Cantor noted that the House-passed budget saved $1.7 trillion in general spending and the administration had proposed saving $813 billion on domestic and Defense. Splitting the difference would be a total savings over 10 years of $1.2 trillion. “We had talked about $1.1 in the Biden. We can clearly get to $1.2, $1.3.”

“Partially correct,” Durbin said, “but we have to have equal cuts to security and nonsecurity.” This was the firewall.

“We never agreed to firewalls,” said Cantor. Republicans did not want equal cuts to come from Defense spending.

“In the absence of firewalls,” Obama said, “we wouldn’t even agree to $1 trillion.”

“The Appropriations Committee is the place for these discussions to choose between Defense and non-Defense,” Cantor said, “security and nonsecurity.”

“If we did that,” the president said, “we’d have a shutdown on every bill. We’d end up playing three-dimensional chess. Discretionary [general spending] is the least of our problems. We can have that debate later.”

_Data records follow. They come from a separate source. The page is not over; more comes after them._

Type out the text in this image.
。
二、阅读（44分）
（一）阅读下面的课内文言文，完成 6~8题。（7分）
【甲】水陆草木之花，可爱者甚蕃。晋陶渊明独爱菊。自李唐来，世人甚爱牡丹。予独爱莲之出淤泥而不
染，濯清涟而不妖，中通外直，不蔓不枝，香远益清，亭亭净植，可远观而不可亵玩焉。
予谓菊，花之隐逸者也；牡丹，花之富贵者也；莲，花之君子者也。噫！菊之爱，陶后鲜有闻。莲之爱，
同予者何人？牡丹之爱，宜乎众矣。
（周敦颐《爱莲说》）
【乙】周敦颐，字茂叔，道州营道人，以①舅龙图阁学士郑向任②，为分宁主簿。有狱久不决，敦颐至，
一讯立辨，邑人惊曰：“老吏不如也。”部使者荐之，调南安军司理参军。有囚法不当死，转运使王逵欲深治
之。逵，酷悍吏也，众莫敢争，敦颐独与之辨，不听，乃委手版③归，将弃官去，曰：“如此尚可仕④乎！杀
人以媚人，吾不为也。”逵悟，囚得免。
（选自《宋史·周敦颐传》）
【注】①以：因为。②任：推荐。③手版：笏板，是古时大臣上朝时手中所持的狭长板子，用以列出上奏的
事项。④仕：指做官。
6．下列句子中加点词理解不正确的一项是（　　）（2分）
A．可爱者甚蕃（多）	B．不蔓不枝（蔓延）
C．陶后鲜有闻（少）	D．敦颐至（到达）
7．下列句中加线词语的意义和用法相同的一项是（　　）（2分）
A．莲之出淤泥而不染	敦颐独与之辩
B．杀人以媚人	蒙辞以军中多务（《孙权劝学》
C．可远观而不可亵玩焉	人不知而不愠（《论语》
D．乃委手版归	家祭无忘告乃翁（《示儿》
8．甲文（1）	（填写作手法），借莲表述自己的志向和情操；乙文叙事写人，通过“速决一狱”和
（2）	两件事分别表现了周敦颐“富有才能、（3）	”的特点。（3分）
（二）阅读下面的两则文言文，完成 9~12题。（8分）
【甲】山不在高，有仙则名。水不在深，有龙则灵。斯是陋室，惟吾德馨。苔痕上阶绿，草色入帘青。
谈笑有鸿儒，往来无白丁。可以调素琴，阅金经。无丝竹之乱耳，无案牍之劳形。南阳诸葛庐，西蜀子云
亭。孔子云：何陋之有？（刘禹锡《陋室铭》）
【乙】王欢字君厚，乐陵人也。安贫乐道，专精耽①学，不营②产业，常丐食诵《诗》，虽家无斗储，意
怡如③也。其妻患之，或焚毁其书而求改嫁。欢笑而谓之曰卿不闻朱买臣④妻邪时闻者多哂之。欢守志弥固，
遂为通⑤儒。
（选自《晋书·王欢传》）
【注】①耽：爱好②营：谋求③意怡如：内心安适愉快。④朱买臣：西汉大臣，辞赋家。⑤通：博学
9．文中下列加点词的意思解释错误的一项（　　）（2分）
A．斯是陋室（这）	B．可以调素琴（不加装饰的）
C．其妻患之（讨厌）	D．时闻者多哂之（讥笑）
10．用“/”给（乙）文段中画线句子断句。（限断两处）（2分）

Boehner seemed to agree. Simply put, the White House and the Democrats were going to be able to sell a deal to their rank and file because of Defense cuts. Republicans would sell the same deal on non-Defense cuts. “Any kind of firewall creates problems on both sides,” Boehner said. “Why are we creating problems for ourselves today?” In other words, they could fight it out later.

McConnell urged them to “lock down numbers” for the next two fiscal years.

Lew said they had to address the short-funding of the Pell college grants, a Democratic and Obama favorite aimed at assisting college students, because the annual cost was now more than $20 billion.